Tuesday, Feb 12, 2008 at 21:01
the Philips 2.5 Amp solar Panel would be too small to *fully maintain* the running of a Waeco CF50 fridge.
The Philips panel will require assistance from the vehicle engine to maintain battery performance.

A larger 80 watt (4.8 Amp) panel would be a better choice for longer stays.

It's definitely 'worthwhile' to you, to "learn" more about solar power.
Connect what you have up to a 'battery' and connect the fridge and let it run at home with the fridge 1/2 full of water bottles etc.

The type of battery is VITAL when you have a smaller sized solar panel to power it. If you don't have a battery now either make the decision to get a solar system or stay and play with your inherited toys.
If you want to spend some money then get an AGM Deep Cycle battery, because it WILL charge much faster than any other type of battery.

Mainey . . .
AnswerID: 287135

Reply By: Member - John and Val W (ACT) - Wednesday, Feb 13, 2008 at 08:10

Wednesday, Feb 13, 2008 at 08:10

As already said, your panel sounds like a 40W unit, and although it is some help, you will be relying on good storage and charging from the vehicle. My rig consumes about 35 amphours per day and I use two panels, 60 and 85W, which is more than enough unless we get extended overcast weather.

Suggest work out your daily requirement - the fridge is the main consumer. If you can decide the ratio of on to off time of your fridge and it's current consumption that will probably account for at least 80% of your daily usage. eg If the fridge draws say 5 mps and it's compressor runs for 1/3 of the time, that's 8 hours at 5 amps = 40 Amphours per day. Add 20% for lights, charging batteries in camera, laptop, torches, running the radio, etc .... and your daily consumption is about 50 Ah.

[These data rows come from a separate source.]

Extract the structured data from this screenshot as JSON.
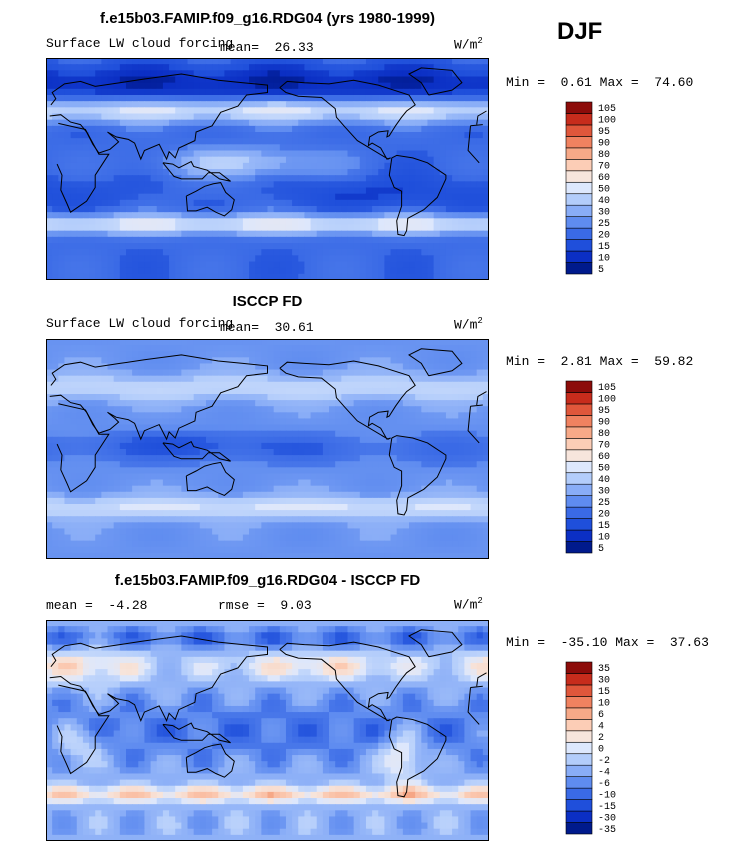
{
  "season": "DJF",
  "colors": {
    "cb11": [
      "#001a8c",
      "#0b2fc4",
      "#1f4fdb",
      "#3a6ae6",
      "#5f8cf0",
      "#89adf7",
      "#b3cdfb",
      "#dde8fd",
      "#f7e5dc",
      "#fccdb6",
      "#f7a988",
      "#f08260",
      "#e0573b",
      "#c72c1c",
      "#8c0c0a"
    ],
    "land": "#000000"
  },
  "chart_data": [
    {
      "type": "heatmap",
      "title": "f.e15b03.FAMIP.f09_g16.RDG04 (yrs 1980-1999)",
      "subtitle": "Surface LW cloud forcing",
      "mean_label": "mean=",
      "mean": "26.33",
      "units_base": "W/m",
      "units_exp": "2",
      "min_label": "Min =",
      "min": "0.61",
      "max_label": "Max =",
      "max": "74.60",
      "colorbar_levels": [
        "5",
        "10",
        "15",
        "20",
        "25",
        "30",
        "40",
        "50",
        "60",
        "70",
        "80",
        "90",
        "95",
        "100",
        "105"
      ],
      "field": "model"
    },
    {
      "type": "heatmap",
      "title": "ISCCP FD",
      "subtitle": "Surface LW cloud forcing",
      "mean_label": "mean=",
      "mean": "30.61",
      "units_base": "W/m",
      "units_exp": "2",
      "min_label": "Min =",
      "min": "2.81",
      "max_label": "Max =",
      "max": "59.82",
      "colorbar_levels": [
        "5",
        "10",
        "15",
        "20",
        "25",
        "30",
        "40",
        "50",
        "60",
        "70",
        "80",
        "90",
        "95",
        "100",
        "105"
      ],
      "field": "obs"
    },
    {
      "type": "heatmap",
      "title": "f.e15b03.FAMIP.f09_g16.RDG04 - ISCCP FD",
      "mean_label": "mean =",
      "mean": "-4.28",
      "rmse_label": "rmse =",
      "rmse": "9.03",
      "units_base": "W/m",
      "units_exp": "2",
      "min_label": "Min =",
      "min": "-35.10",
      "max_label": "Max =",
      "max": "37.63",
      "colorbar_levels": [
        "-35",
        "-30",
        "-15",
        "-10",
        "-6",
        "-4",
        "-2",
        "0",
        "2",
        "4",
        "6",
        "10",
        "15",
        "30",
        "35"
      ],
      "field": "diff"
    }
  ]
}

Assuming say 6 hours good sunshine per day you'll need at least 50/6 =about 8.5 amps to fully cover your daily needs. In practice, you'll probably be charging also from the vehicle while the engine is running, and your daily demand probably isn't as high as I've suggested. Adding a 60W or 80W panel to the present one, and a 100 Ah battery for storage should give you a good reliable setup.

There are a few traps with this gear, so a couple of further comments -

1) For this type of application you need a deep cycle battery, rather than the type used for starting the engine. Typically you'll use a 100 Ah size, though smaller and larger are available. Any battery will die prematurely if you repeatedly draw more than about 2/3 of it's capacity, so best not to assume you have access to the full capacity.
2) Although solar panels are rated in watts, where watts = volts x amps, their peak power occurs at around 16-20 volts. We can't use more than about 14.5 volts for charging batteries, so although the peak current is still (largely) available, the full wattage is not.
3) With any panel larger than your present one you will need a controller to ensure that when the battery is fully charged and draws less current from the solar panel, the charging voltage doesn't rise excessively and damage the battery.